500 Years of Indigenous Resistance on Razorcake

By Steve Hart
Razorcake
November 22, 2011

The story of smallpox being introduced to Native Americans and the decimation of the First Nation people has been well-documented, but there was always something about that story that didn’t sit well with me. I’ve sat in classes with Native Americans and Hawaiians and watched them squirm in discomfort while the smallpox story makes them sound weak and unable to defend themselves. By the succumbing to smallpox, my friends felt embarrassed for their ancestors, like there was something wrong with them. This history, of course, doesn’t take into account the absolute filth the European occupiers lived in. It doesn’t mention the bizarre quasi-religious superstitions the Europeans believed in (Queen Elizabeth of England rarely bathed throughout her life)—instead, history condemns indigenous people as collateral damage.

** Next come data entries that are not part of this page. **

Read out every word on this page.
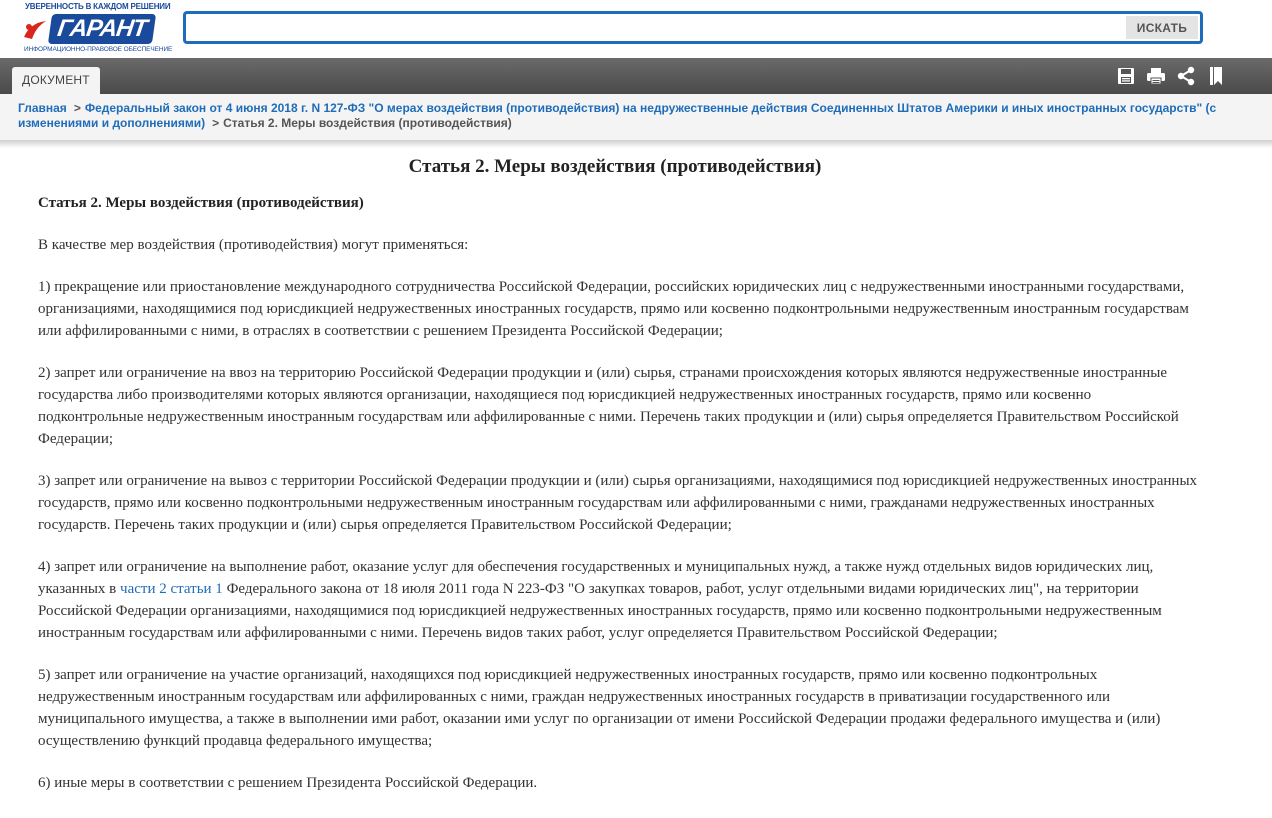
УВЕРЕННОСТЬ В КАЖДОМ РЕШЕНИИ
ГАРАНТ
ИНФОРМАЦИОННО-ПРАВОВОЕ ОБЕСПЕЧЕНИЕ
ИСКАТЬ
ДОКУМЕНТ
Главная > Федеральный закон от 4 июня 2018 г. N 127-ФЗ "О мерах воздействия (противодействия) на недружественные действия Соединенных Штатов Америки и иных иностранных государств" (с изменениями и дополнениями) > Статья 2. Меры воздействия (противодействия)
Статья 2. Меры воздействия (противодействия)
Статья 2. Меры воздействия (противодействия)

В качестве мер воздействия (противодействия) могут применяться:

1) прекращение или приостановление международного сотрудничества Российской Федерации, российских юридических лиц с недружественными иностранными государствами, организациями, находящимися под юрисдикцией недружественных иностранных государств, прямо или косвенно подконтрольными недружественным иностранным государствам или аффилированными с ними, в отраслях в соответствии с решением Президента Российской Федерации;

2) запрет или ограничение на ввоз на территорию Российской Федерации продукции и (или) сырья, странами происхождения которых являются недружественные иностранные государства либо производителями которых являются организации, находящиеся под юрисдикцией недружественных иностранных государств, прямо или косвенно подконтрольные недружественным иностранным государствам или аффилированные с ними. Перечень таких продукции и (или) сырья определяется Правительством Российской Федерации;

3) запрет или ограничение на вывоз с территории Российской Федерации продукции и (или) сырья организациями, находящимися под юрисдикцией недружественных иностранных государств, прямо или косвенно подконтрольными недружественным иностранным государствам или аффилированными с ними, гражданами недружественных иностранных государств. Перечень таких продукции и (или) сырья определяется Правительством Российской Федерации;

4) запрет или ограничение на выполнение работ, оказание услуг для обеспечения государственных и муниципальных нужд, а также нужд отдельных видов юридических лиц, указанных в части 2 статьи 1 Федерального закона от 18 июля 2011 года N 223-ФЗ "О закупках товаров, работ, услуг отдельными видами юридических лиц", на территории Российской Федерации организациями, находящимися под юрисдикцией недружественных иностранных государств, прямо или косвенно подконтрольными недружественным иностранным государствам или аффилированными с ними. Перечень видов таких работ, услуг определяется Правительством Российской Федерации;

5) запрет или ограничение на участие организаций, находящихся под юрисдикцией недружественных иностранных государств, прямо или косвенно подконтрольных недружественным иностранным государствам или аффилированных с ними, граждан недружественных иностранных государств в приватизации государственного или муниципального имущества, а также в выполнении ими работ, оказании ими услуг по организации от имени Российской Федерации продажи федерального имущества и (или) осуществлению функций продавца федерального имущества;

6) иные меры в соответствии с решением Президента Российской Федерации.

500 Years of Indigenous Resistance is an attempt to rectify this history. From 1492 to present day, indigenous people have resisted the European onslaught. Gord Hill details battles between the indigenous people and the colonizers. While civilization (in the European sense) was seen as mutually beneficial, 500 Years points out how European hegemony has been, and still is, resisted against by indigenous people from South America, Central America, and North America despite going against the machinations of civilization. I’d like to see this book used in history classes as a supplement or a contrary point of view from what is normally taught.